Résumé de la décision
Le tribunal judiciaire de Paris a rendu un jugement rectificatif le 19 juillet 2024, concernant une erreur matérielle dans un jugement antérieur daté du 12 janvier 2024, enregistré sous le numéro RG 23-06932. La requête en rectification a été présentée par Maître Marion LACOME D’ESTALENX au nom des sociétés SARL ALITHOCLE et SEYNA, à l'encontre de Madame [F] [B]. Le tribunal a constaté une erreur dans la mention d'une adresse dans le jugement initial et a ordonné sa rectification, tout en maintenant le reste du jugement inchangé.
Arguments pertinents
Le tribunal a statué sans audience, conformément à l'article 462 alinéa 2 du Code de procédure civile, qui permet au juge de rectifier une erreur matérielle de manière expéditive. L'argument principal reposait sur le fait que l'erreur matérielle, bien qu'imputable à une partie, ne faisait pas obstacle à la demande de rectification. Le juge a souligné que la rectification était justifiée par l'évidence de l'erreur, ce qui a permis de corriger le jugement initial sans nécessiter de débats supplémentaires.
Citation pertinente :
« L’erreur matérielle imputable à une partie ne fait pas obstacle à une demande de rectification. »
Interprétations et citations légales
L'article 462 du Code de procédure civile est central dans cette décision. Il permet au juge de corriger des erreurs matérielles dans les jugements, ce qui est essentiel pour garantir la précision et la clarté des décisions judiciaires. La possibilité de rectification sans audience souligne l'efficacité du système judiciaire pour traiter des erreurs manifestes sans alourdir le processus judiciaire.
Code de procédure civile - Article 462 :
- Alinéa 2 : « Le juge peut, d'office ou à la demande des parties, rectifier les erreurs matérielles qui affectent le jugement. »
- Alinéa 3 : « La rectification peut être ordonnée sans audience. »
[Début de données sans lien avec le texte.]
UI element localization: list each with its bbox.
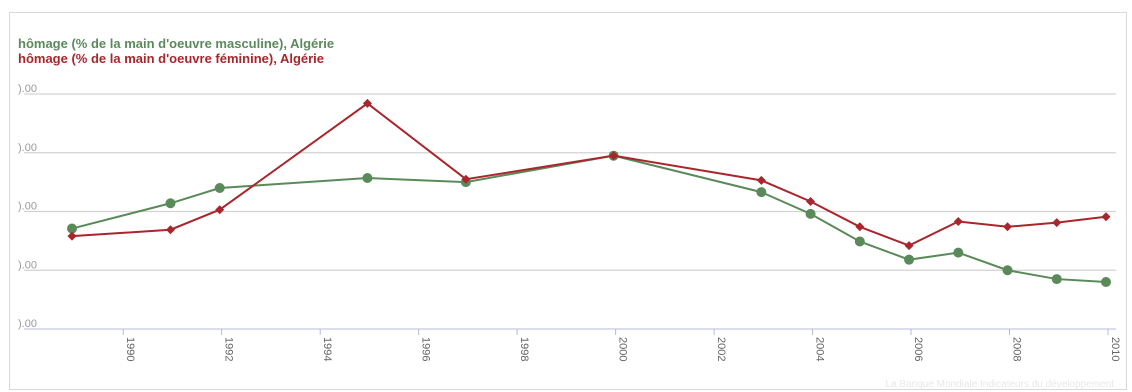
- x-tick-label: 2010: [1109, 337, 1121, 361]
- data-point-female: [67, 231, 77, 241]
- data-point-female: [362, 98, 372, 108]
- data-point-female: [953, 216, 963, 226]
- data-point-male: [854, 236, 865, 247]
- y-tick-label: ).00: [18, 201, 37, 213]
- data-point-female: [1052, 218, 1062, 228]
- data-point-male: [805, 208, 816, 219]
- x-tick-label: 2006: [912, 337, 924, 361]
- x-tick-label: 1998: [518, 337, 530, 361]
- y-tick-label: ).00: [18, 83, 37, 95]
- data-point-female: [461, 174, 471, 184]
- y-tick-label: ).00: [18, 318, 37, 330]
- x-tick-label: 1994: [321, 337, 333, 361]
- series-line-male: [71, 154, 1107, 283]
- legend: hômage (% de la main d'oeuvre masculine)…: [18, 36, 334, 66]
- legend-entry-female: hômage (% de la main d'oeuvre féminine),…: [18, 51, 325, 66]
- data-point-male: [165, 198, 176, 209]
- source-note: La Banque Mondiale Indicateurs du dévelo…: [885, 379, 1115, 390]
- series-line-female: [71, 102, 1107, 247]
- data-point-male: [1101, 277, 1111, 287]
- data-point-female: [756, 175, 766, 185]
- data-point-female: [609, 151, 619, 161]
- chart-frame: [9, 12, 1127, 390]
- data-point-male: [1051, 274, 1062, 285]
- data-point-female: [165, 225, 175, 235]
- y-tick-label: ).00: [18, 142, 37, 154]
- data-point-male: [1002, 265, 1013, 276]
- x-tick-label: 1990: [124, 337, 136, 361]
- data-point-male: [904, 254, 915, 265]
- data-point-female: [215, 205, 225, 215]
- data-point-female: [855, 222, 865, 232]
- y-tick-label: ).00: [18, 259, 37, 271]
- x-tick-label: 1992: [223, 337, 235, 361]
- data-point-female: [806, 197, 816, 207]
- data-point-female: [904, 241, 914, 251]
- data-point-male: [214, 183, 225, 193]
- x-tick-label: 2004: [814, 337, 826, 361]
- x-tick-label: 2002: [715, 337, 727, 361]
- legend-entry-male: hômage (% de la main d'oeuvre masculine)…: [18, 36, 335, 51]
- data-point-male: [362, 173, 373, 184]
- x-tick-label: 2000: [617, 337, 629, 361]
- data-point-female: [1003, 222, 1013, 232]
- data-point-female: [1101, 212, 1111, 222]
- x-tick-label: 1996: [420, 337, 432, 361]
- x-tick-label: 2008: [1011, 337, 1023, 361]
- data-point-male: [756, 187, 767, 198]
- data-point-male: [953, 247, 964, 258]
- data-point-male: [67, 223, 77, 234]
Cette décision illustre l'importance de la précision dans les jugements et la capacité des tribunaux à corriger rapidement les erreurs pour éviter des conséquences juridiques indésirables. Le tribunal a également précisé que les dépens de la décision rectificative seraient à la charge du Trésor Public, ce qui reflète une approche équilibrée en matière de coûts judiciaires.